JACC in WebSphere V6

 

+

Search Tips   |   Advanced Search

 

WebSphere Application Server 6.0 supports Java Authorization Contract for Containers (JACC) and provides several key components...

The JACC Specification only specifies a contract to propagate the policy information to the provider. There is no contract specified to propagate the authorization table information to the provider. It is the responsibility of the provider to present some kind of management interface to handle principals (users/groups) to roles. To propagate the authorization table information, WebSphere Application Server provides interfaces RoleConfigurationFactory and RoleConfiguration. The implementation of these interfaces is optional.

 

Deployment tools contract

The following is the sequence of steps to take for deployment tools contract components:

  1. Create a PolicyContext identifier (contextID) for the module.

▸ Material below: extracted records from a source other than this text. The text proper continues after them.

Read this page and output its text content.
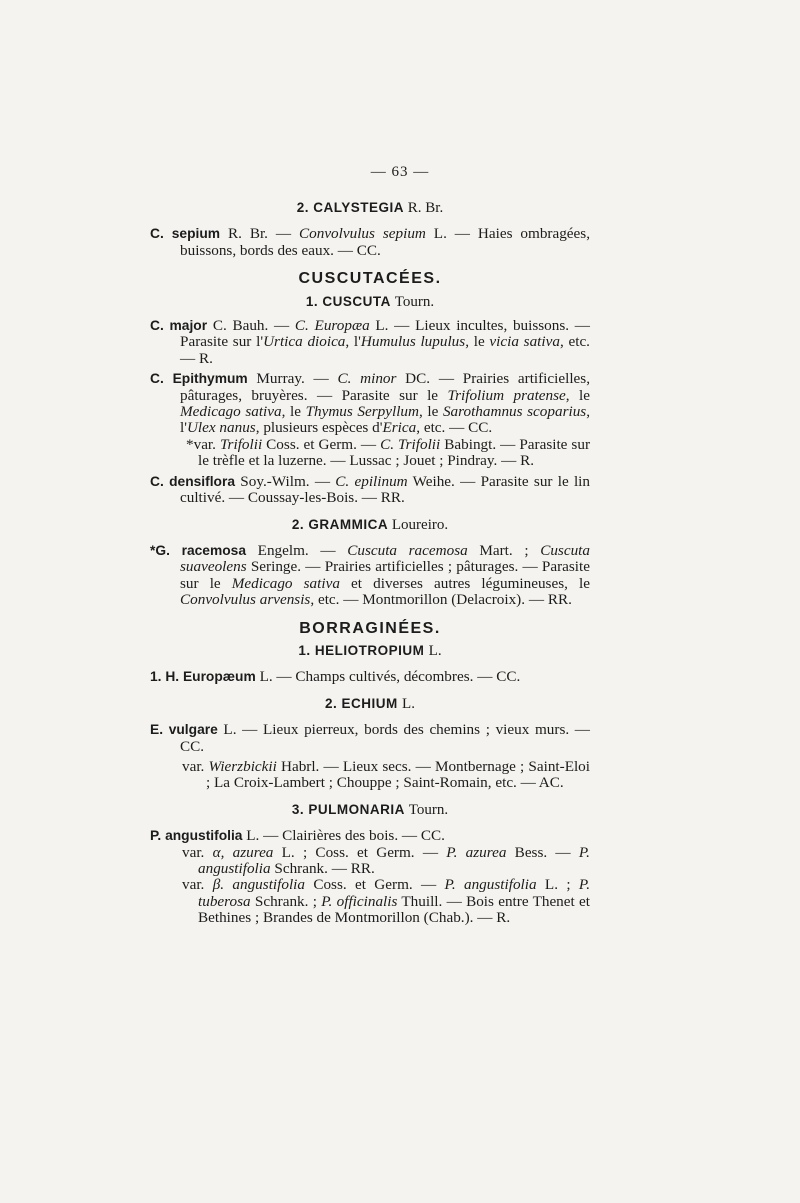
— 63 —

2. CALYSTEGIA R. Br.

C. sepium R. Br. — Convolvulus sepium L. — Haies ombragées, buissons, bords des eaux. — CC.

CUSCUTACÉES.

1. CUSCUTA Tourn.

C. major C. Bauh. — C. Europæa L. — Lieux incultes, buissons. — Parasite sur l'Urtica dioica, l'Humulus lupulus, le vicia sativa, etc. — R.

C. Epithymum Murray. — C. minor DC. — Prairies artificielles, pâturages, bruyères. — Parasite sur le Trifolium pratense, le Medicago sativa, le Thymus Serpyllum, le Sarothamnus scoparius, l'Ulex nanus, plusieurs espèces d'Erica, etc. — CC.

*var. Trifolii Coss. et Germ. — C. Trifolii Babingt. — Parasite sur le trèfle et la luzerne. — Lussac ; Jouet ; Pindray. — R.

C. densiflora Soy.-Wilm. — C. epilinum Weihe. — Parasite sur le lin cultivé. — Coussay-les-Bois. — RR.

2. GRAMMICA Loureiro.

*G. racemosa Engelm. — Cuscuta racemosa Mart. ; Cuscuta suaveolens Seringe. — Prairies artificielles ; pâturages. — Parasite sur le Medicago sativa et diverses autres légumineuses, le Convolvulus arvensis, etc. — Montmorillon (Delacroix). — RR.

BORRAGINÉES.

1. HELIOTROPIUM L.

1. H. Europæum L. — Champs cultivés, décombres. — CC.

2. ECHIUM L.

E. vulgare L. — Lieux pierreux, bords des chemins ; vieux murs. — CC.

var. Wierzbickii Habrl. — Lieux secs. — Montbernage ; Saint-Eloi ; La Croix-Lambert ; Chouppe ; Saint-Romain, etc. — AC.

3. PULMONARIA Tourn.

P. angustifolia L. — Clairières des bois. — CC.

var. α, azurea L. ; Coss. et Germ. — P. azurea Bess. — P. angustifolia Schrank. — RR.

var. β. angustifolia Coss. et Germ. — P. angustifolia L. ; P. tuberosa Schrank. ; P. officinalis Thuill. — Bois entre Thenet et Bethines ; Brandes de Montmorillon (Chab.). — R.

  2. Get the PolicyConfiguration for the contextID.

  3. Translate the declarative policy in DD into appropriate permission classes.

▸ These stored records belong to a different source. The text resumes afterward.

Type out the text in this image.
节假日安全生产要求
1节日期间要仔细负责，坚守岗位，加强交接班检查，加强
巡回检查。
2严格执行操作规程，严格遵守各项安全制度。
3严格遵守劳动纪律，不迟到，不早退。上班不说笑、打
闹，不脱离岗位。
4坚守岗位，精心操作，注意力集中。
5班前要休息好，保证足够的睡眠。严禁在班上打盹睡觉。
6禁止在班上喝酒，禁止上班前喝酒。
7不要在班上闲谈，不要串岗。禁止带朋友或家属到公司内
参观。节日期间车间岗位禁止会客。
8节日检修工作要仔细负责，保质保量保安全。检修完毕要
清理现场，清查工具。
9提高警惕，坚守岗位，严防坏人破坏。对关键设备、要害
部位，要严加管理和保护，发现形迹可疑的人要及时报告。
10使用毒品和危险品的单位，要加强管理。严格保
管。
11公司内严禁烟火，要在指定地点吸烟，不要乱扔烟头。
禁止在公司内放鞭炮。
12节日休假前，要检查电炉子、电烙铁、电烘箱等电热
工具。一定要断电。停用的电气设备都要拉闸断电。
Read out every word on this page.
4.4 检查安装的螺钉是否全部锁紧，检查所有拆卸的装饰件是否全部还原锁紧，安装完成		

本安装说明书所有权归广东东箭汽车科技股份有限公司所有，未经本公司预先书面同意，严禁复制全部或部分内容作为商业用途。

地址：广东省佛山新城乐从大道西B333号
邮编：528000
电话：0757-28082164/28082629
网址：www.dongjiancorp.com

  4. Create Policy Statements in the PolicyConnfiguration objects using the permission classes.

  5. Commit the changes and refresh the Policy.

 

Container contract

The following is the sequence of steps to take for deployment tools contract components:

  1. Create the PolicyContext identifier for the module.

  2. Register the various PolicyContextHandlers.

  3. Create the Protection Domain (PD) and the appropriate Permission object (perm).

 

Provider contract

The provider makes the access decision based on the permission object.